I cambiamenti della quarta rivoluzione industriale

Donald Wich, Amministratore Delegato Messe Frankfurt Italia

Si è svolto in questi giorni il WEF ovvero il Forum Economico Mondiale, un appuntamento sempre molto seguito sia dal mondo politico sia da quello economico. Quest'anno anche a Davos si è parlato di quarta rivoluzione industriale a dimostrazione dell'impatto che essa sta avendo o meglio avrà sull'economia mondiale.

Le aspettative sono molteplici e come tutte le rivoluzioni comporterà cambiamenti, ma anche problemi. Uno dei temi chiave riguarda la stima della perdita di posti di lavoro conseguenti alla presenza pervasiva dell'automazione nelle fabbriche digitali. La valutazione però dovrebbe essere effettuata sul risultato globale, ovvero sul numero di posti di lavoro complessivi che non ho dubbi sarà superiore all'attuale. Se l'automazione toglie, l'automazione da. Come più volte ho avuto modo di ricordare, cambiano le professionalità in gioco, cambia la preparazione e aumentano le competenze richieste.
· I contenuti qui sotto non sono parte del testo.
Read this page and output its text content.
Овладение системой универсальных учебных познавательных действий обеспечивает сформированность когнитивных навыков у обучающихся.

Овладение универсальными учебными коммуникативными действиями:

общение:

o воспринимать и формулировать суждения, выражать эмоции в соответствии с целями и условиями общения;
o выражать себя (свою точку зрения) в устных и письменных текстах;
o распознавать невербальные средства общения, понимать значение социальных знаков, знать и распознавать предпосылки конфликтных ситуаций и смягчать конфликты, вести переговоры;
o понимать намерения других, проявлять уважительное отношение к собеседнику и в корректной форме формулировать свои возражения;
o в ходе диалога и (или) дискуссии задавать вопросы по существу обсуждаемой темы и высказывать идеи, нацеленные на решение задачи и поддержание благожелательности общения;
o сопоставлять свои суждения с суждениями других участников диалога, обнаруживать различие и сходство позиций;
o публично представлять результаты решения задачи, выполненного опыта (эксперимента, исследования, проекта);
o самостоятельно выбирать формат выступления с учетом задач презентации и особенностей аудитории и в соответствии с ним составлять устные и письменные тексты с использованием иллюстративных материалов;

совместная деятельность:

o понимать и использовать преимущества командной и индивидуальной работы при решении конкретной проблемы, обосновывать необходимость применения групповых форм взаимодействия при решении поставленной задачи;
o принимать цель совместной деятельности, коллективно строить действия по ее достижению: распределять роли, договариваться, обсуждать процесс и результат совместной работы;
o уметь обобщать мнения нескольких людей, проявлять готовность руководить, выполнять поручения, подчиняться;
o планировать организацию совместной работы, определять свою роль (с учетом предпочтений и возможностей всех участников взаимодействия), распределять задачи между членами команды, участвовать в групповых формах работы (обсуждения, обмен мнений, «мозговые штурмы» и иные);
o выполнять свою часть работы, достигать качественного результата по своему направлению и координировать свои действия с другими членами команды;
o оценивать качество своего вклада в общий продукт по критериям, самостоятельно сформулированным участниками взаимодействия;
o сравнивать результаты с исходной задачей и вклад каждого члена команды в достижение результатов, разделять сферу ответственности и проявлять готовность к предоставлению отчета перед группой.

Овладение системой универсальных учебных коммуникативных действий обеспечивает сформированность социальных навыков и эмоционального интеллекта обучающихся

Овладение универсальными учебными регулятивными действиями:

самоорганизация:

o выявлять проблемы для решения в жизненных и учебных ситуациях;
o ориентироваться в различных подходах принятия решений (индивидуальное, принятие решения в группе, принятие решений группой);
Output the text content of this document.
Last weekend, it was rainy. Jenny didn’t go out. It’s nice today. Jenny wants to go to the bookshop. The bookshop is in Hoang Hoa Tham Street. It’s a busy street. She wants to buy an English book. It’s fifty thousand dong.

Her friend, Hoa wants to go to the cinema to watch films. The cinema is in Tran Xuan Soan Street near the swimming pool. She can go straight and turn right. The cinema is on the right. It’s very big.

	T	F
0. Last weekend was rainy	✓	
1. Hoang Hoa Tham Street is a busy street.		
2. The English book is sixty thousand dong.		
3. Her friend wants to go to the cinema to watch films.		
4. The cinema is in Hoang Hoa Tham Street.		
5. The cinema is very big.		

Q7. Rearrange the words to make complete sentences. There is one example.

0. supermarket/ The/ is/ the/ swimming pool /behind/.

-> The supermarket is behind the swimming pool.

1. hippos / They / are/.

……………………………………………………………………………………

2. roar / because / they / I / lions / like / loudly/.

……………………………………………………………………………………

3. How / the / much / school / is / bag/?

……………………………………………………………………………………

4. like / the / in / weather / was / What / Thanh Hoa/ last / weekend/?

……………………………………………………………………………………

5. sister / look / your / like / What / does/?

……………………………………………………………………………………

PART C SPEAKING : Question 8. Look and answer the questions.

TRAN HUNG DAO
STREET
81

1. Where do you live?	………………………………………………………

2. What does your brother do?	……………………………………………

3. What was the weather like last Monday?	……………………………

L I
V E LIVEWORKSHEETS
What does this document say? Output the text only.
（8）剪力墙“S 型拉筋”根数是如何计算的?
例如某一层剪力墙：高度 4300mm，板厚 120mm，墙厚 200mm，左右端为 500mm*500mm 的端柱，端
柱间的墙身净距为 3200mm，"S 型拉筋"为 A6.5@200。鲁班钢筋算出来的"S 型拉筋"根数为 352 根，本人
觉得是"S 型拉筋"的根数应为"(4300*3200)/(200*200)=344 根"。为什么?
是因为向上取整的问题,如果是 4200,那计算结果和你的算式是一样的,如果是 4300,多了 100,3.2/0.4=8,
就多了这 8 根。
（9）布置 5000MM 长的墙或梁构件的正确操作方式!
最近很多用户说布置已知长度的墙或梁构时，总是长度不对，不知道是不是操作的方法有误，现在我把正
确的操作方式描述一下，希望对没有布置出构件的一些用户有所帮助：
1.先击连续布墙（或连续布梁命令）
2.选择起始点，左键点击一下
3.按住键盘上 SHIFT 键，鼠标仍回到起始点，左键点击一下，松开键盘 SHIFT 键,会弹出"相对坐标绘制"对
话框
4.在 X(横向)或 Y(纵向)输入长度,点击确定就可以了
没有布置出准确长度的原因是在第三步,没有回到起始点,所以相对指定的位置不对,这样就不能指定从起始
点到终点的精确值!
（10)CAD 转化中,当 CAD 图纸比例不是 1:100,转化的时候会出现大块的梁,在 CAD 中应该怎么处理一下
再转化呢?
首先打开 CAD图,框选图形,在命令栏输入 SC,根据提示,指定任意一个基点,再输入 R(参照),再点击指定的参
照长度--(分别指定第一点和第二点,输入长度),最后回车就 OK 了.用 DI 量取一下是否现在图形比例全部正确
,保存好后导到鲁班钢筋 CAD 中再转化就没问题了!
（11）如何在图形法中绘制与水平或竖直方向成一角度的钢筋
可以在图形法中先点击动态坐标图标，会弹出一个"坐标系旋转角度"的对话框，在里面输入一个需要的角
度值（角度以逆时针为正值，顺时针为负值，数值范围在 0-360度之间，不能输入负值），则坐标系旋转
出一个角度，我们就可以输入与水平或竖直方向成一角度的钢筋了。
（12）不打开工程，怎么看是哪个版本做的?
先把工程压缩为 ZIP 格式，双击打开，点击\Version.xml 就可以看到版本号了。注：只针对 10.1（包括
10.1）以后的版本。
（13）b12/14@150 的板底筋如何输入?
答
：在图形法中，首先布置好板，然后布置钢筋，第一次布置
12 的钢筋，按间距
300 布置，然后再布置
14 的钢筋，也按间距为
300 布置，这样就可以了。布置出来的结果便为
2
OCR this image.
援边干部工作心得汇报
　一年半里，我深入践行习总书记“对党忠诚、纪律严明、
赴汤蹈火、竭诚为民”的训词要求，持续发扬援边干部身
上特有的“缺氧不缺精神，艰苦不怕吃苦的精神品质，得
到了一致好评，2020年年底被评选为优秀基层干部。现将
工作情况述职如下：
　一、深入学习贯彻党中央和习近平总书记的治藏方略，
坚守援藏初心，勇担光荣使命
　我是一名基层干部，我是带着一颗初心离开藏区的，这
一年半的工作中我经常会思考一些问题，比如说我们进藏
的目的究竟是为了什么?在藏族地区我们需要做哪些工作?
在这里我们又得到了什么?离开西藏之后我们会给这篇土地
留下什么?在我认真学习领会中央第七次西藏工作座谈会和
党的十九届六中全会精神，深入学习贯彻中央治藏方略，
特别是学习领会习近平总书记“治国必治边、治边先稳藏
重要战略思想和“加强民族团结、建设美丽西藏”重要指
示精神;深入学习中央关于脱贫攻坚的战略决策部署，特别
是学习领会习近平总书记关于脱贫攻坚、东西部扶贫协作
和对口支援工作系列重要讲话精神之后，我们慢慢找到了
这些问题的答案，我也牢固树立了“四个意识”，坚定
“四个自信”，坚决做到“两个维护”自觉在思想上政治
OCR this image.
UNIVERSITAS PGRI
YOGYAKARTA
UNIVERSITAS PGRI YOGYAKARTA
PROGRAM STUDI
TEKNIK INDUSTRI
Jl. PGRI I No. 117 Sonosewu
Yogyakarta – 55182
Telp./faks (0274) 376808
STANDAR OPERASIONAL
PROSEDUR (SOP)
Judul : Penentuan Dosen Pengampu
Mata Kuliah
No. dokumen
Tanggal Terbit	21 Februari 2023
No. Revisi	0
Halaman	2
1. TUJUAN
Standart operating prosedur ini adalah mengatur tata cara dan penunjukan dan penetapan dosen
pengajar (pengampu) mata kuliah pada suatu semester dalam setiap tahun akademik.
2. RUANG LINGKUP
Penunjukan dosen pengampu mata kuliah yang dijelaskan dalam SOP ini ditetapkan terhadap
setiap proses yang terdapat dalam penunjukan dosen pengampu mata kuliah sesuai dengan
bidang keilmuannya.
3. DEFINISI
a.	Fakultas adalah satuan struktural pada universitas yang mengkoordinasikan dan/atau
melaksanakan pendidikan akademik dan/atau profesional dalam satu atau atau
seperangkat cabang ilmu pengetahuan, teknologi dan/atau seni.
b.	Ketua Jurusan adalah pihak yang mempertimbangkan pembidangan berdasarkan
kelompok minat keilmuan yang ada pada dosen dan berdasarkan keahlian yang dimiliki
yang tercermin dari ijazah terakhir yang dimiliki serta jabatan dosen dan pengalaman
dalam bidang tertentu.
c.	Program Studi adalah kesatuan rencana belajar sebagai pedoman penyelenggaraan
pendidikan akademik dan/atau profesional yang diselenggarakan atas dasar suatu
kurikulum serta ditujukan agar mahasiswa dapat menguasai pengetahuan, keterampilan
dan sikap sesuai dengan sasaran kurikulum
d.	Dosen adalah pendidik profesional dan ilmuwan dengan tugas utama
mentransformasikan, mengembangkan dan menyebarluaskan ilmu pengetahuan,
Tornando a Davos, non sono mancati i dibattiti sull'Internet of Things, una delle aree più affascinanti e di maggior rilievo in termini di business opportunity. Se però guardiamo all'IoT solo dal punto di vista del numero di sensori da installare, il nostro approccio sarebbe indubbiamente miope. La presenza di un crescente numero di punti di rilevamento, comporta automaticamente l'acquisizione, l'analisi, la memorizzazione e la protezione di una quantità enorme di informazioni. Da qui il grande tema dei big data di importanza vitale nella capacità di influenzare i processi decisionali.

Siamo solo all'inizio di questa nuova rivoluzione industriale, ma ne siamo già profondamente affascinati e l'occasione della fiera SPS di maggio sarà una nuova opportunità per capire come il mercato stia evolvendo e come le fabbriche stiano rispondendo a queste nuove e importanti sollecitazioni.